Monday, 27 September 2021

High Availability and DR for SAP HANA, SAP S/4HANA, and SAP Central Services

As SAP application touches many critical parts of a company such as its’ ERP, manufacturing, business processes, customer service etc. it has become the lifeline of many enterprises that depends on it for their business to operate properly. As such, high-availability has became one of the top concerns of company managements when it comes to their SAP systems.

In this article, we will discuss at a high-level what is HANA system replication, how it works, what are the limitations when it comes to high-availability, and how we can overcome them. We will also discuss about the options for SAP HANA, SAP S/4HANA and SAP Central Services’s high-availability and what are the key differences, so that you can choose the right tool for the right job.

Some of the key questions you may need to ask yourselves at the end of the day, in order to select the right solution to use for HA:

  • Meet Recovery Time Objectives (RTO)

—– How long can SAP be down before you recover?

  • Meet Recovery Point Objectives (RPO)

—–  How old can your data be when service is restored

  • Meet Availability Service Level Agreements (SLA)

—– How much uptime do you need?

SAP HANA system replication

With SAP HANA System Replication you can have continuous synchronization of a SAP HANA database to a secondary location either in the same data center, remote site or in the clou, which creates a reliable data protection and disaster recovery solution.

System Replication is a standard SAP HANA feature that comes with the software. Using this feature, all data is replicated to the secondary site and data is pre-loaded into memory on the secondary site which helps to reduce the recovery time objective (RTO) significantly.

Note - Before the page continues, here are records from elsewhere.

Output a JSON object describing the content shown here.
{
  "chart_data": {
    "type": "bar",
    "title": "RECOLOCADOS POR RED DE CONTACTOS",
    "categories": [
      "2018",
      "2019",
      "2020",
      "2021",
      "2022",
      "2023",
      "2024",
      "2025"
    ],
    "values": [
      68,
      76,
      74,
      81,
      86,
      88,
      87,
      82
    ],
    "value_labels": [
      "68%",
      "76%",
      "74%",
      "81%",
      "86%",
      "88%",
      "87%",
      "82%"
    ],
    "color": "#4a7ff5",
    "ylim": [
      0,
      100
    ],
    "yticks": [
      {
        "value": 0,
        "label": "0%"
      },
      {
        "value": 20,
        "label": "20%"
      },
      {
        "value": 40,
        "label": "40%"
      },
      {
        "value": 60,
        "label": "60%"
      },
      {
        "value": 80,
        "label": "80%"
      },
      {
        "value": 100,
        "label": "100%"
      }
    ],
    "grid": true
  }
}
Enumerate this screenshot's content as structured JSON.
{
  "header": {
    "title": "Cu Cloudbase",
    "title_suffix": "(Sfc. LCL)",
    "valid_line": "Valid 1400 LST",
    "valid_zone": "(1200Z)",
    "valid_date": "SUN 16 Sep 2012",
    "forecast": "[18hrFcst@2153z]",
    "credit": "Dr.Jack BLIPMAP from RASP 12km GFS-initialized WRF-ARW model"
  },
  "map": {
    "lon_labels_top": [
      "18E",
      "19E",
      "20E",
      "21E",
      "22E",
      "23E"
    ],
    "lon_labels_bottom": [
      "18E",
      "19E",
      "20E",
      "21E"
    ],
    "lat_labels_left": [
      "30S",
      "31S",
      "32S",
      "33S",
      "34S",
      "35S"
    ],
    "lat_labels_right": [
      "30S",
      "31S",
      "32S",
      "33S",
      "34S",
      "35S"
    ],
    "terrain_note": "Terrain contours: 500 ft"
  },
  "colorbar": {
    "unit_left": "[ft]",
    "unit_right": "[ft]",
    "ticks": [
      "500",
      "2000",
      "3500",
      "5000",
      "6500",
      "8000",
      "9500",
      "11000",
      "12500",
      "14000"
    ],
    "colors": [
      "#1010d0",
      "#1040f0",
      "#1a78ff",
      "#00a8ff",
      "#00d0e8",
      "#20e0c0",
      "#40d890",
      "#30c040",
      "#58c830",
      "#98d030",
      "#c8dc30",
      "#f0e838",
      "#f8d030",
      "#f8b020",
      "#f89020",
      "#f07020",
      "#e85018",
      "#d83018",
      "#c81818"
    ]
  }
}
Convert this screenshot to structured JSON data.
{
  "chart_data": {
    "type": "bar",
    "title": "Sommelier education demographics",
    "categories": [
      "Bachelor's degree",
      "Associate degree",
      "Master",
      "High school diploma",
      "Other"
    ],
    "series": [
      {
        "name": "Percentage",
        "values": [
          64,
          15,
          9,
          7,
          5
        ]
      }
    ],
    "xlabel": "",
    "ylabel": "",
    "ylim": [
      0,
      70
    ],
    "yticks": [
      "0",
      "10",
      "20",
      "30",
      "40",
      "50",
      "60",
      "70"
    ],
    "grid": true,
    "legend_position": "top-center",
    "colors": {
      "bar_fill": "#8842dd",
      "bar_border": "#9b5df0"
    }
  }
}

So in case of a failover, the secondary site will be able to take over without even performing a HANA DB (re)start and will work as primary DB instantaneously upon failover. However, the failover has to be triggered manually by the admin using the sr_takeover command, and for the replication to be reversed, or failback to primary, separate commands will need to be issued as well.

HANA System Replication failover high-availability and DR
Figure 1: SAP HANA System Replication failover high-availability and DR

Below are some key points of the SAP HANA system replication method for HA and DR:

  • Redundant Servers / Nodes
  • In-memory database replicated by HANA system replication (in “log replay” mode)
  • Multiple replication options: sync, sync-mem, async
  • Supports active-active (read-only on secondary)
  • Setup and admin through HANA cockpit, HANA studio or command line

Limitations

  • No monitoring of application process or replication failures and automated failover
  • Failover, reverse replication and failback has to be performed manually – many manual steps are needed
  • No virtual IP
  • No integrated HA failover orchestration together with SAP Central Services etc. components

As you can probably deduce from the above points by now, SAP HANA system replication is designed to protect against data loss. Such that when an issue happens with the primary node, an admin can manually run a “sr_takeover” command, so that a problem with the primary system will not take down the entire SAP setup which depends on the HANA database for the prolonged period of downtime. However, a lot of this work has to happen manually and depends on human manual intervention, which although is good enough for DR, it does not make an ideal situation for HA (where downtime needs to be prevented).

There are additional options to improve the high-availability of SAP HANA, SAP S/4HANA and other components, that you may choose from, to protect their services and data.

Open-source HA for SAP

Linux vendors like SUSE and Redhat has high-availability extensions that comes with their “Enterprise for SAP” subscriptions. They would bundle in Pacemaker, Corosync, DRBD opensource software that would allow you to build high-availability clusters for HANA database, ASCS, ERS and other SAP components.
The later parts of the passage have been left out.